A proposito di automatismi: sembra una pagina di Baricco, vero? C’è tutto: l’uso della seconda persona singolare, il gioco di sponda fra cultura alta ed everyday life, e poi la crisi emotiva, effetto di una piccola catastrofe... Solo che non è Baricco. È un passo di Kammerspiel, l’ultimo lavoro di Paolo Colagrande. Autore di romanzi forsennatamente elogiati dalla stampa, Colagrande è uno dei rari geni della lampada apparso di recente ai critici letterari. Le sue opere sono talmente appaganti da lasciar sospettare che si tratti di una proiezione, della soddisfazione allucinatoria di un inconfessabile desiderio. Non il sonno, dunque: è stata la veglia della ragione a generare mostri. A furia di auspicare il ritorno del Grande Autore Italiano, esso è comparso d’un tratto sulla scena letteraria, direttamente dalla buca del suggeritore.
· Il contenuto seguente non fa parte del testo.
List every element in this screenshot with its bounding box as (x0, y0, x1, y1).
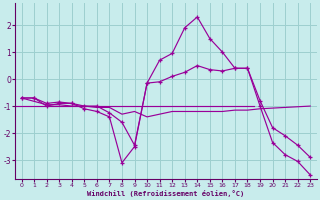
X-axis label: Windchill (Refroidissement éolien,°C): Windchill (Refroidissement éolien,°C) (87, 190, 244, 197)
E con l’increscioso influsso di Baricco, come la mettiamo? Niente paura: dopo il disastro della tazza del caffellatte Colagrande dà un colpo di volante e riprende il controllo del mezzo. Già il capitolo successivo è esente da cadute nel midcult: «Come si può notare, nell’ambiente c’è una concentrazione di particelle instabili e discontinue che avvicinano il cosmo al punto terminale della freccia termodinamica». Subito i lettori più avveduti tirano un sospiro di sollievo, rassicurati da tanta scienza: ma riuscirà, si chiedono, a tener duro fino alla fine? All’orizzonte, intanto, una sagoma con i ricci si allontana frettolosamente e scompare dietro un albero.